I love big storms and he's just as curious as I am so we couldn't resist running outside to take a look. It was raining and the clouds were swirling all around just above the tops of the trees. Pea-sized hail started to come down and I decided to head in. We had already tossed the cats into the basement so I went and checked out the TV again. The sirens were still wailing. I called my mom (she lives just a few blocks away) and asked her if they were in the basement. "We are and you'd better be too!" she admonished me.
Suddenly B bursts in from the garage and his skittishness infects me too.
"Do we need to head downstairs?"
"I don't know, but I saw the neighbor guy booking it indoors so I figured I'd better get inside too!" He says this with a mixture of anxiety, wonderment and excitement. We open the door to head downstairs and our calico feline, Alabama, darts out like a multicolored bullet and runs away. Cursing her I give chase and grab her as she heads up to the second floor.
That darn cat will sit and whine at the door to the basement on any other day, but when she needs to be down there, she wants nothing to do with it. Typical cat!

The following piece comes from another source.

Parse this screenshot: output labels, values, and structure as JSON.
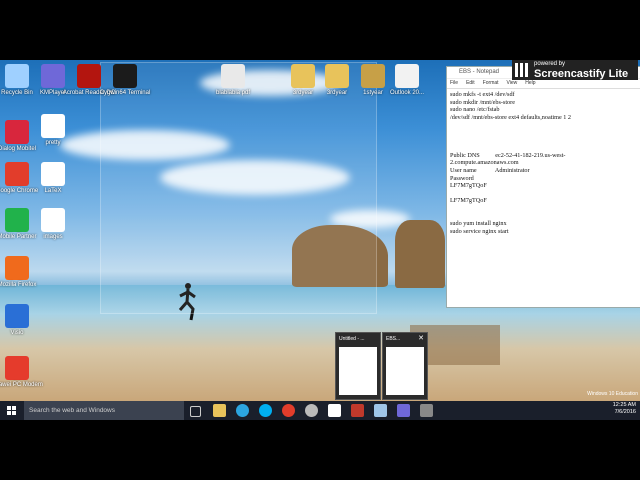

The basement is actually our roommate's apartment but he's away at his job for months yet so it's just the four of us--me, the Big B and our furry feline children. To say our rommate's a minimalist is an extreme understatement, so we had no TV to watch downstairs to keep up with what was happening. The view out the windows was poor because of the rain spatter and it was maddening to be stuck downstairs with no information. I told B to keep his mom on the phone for updates, but soon enough it was over and we were able to head back upstairs.
The aftermath was significant. Large parts of North Minneapolis were hit, not very far from our house. My bus route to work was detoured because Lyndale avenue had blocks of downed trees obstructing the road.
I managed to snap some photos from the bus ride home later that week after the road had been cleared. I apologize for the horrible picture quality but that's the best you're gonna get with a cell phone camera taken from inside a moving vehicle.
The pic doesn't do justice to how big this downed tree was.
It took up the entire backyard of this home.
Clean up crews busy working
Later that week the Big B picked me up from work and I made him take Lyndale rather than the freeway so I could snap a few more photos from the car. Slightly better pics--you can really see how powerful this storm was and how much damage these trees did when they came down. A lot of the downed trees were boulevard ones with growth that was constrained by the sidewalks and infrastructure of a major city.
The fallen tree had been removed from this house
already but you can see the damage it left behind.
Hundreds of homes were damaged, some much more
severely than this one.
After all these crappy cell phone shots of the damage I was itching to get my actual camera out and take closer pics so I drove myself and B out to a park thirty or so blocks away from our house.
He snuck in this shot
It's so random how nature takes some trees while
one right next to them is spared.
The Big B provides some perspective
for the scale of the root system
The picture above and the next three below are all of the same tree.
If I had jumped down into the bottom of the hole
left by the roots, I'd have been half as tall in this picture.
These kids were playing and were eager to show us
the debris they'd found.
I wish that pictures would do more justice to how incredibly LARGE all these trees were. I would back up to where I thought I could get the sheer scale and size framed in the picture, and then would have to back up some more, and some more, before I felt I had gotten it okay. Eventually I gave up and used the us to provide some scale in a few shots (willingly and unwittingly, depending!).
As much as I love storms and would like to see a tornado up close & personal (as safely as possible), I don't like seeing how much damage they can do and how much injury they cause people.
The N. Mpls community was reeling from this. It's one of the poorer areas in Minnesota and it's just another strike of Murphy's Law that this was the area hit so heavily with damage. The people really pulled together and now less than two weeks after the storms hit, the clean up is well on it's way to being completed. It's gratifying to see how even a "bad" neighborhood can pull together and help each other out when times are rough. People are reaching out to one another and offering aid while clean up efforts continue and homes are repaired enough so that the owners can return.
I'm grateful we were spared this type of damage in our area and that I could safely see the aftermath of one of nature's temper tantrums.
It puts you in your place to see a 5-story tree knocked over like a matchstick.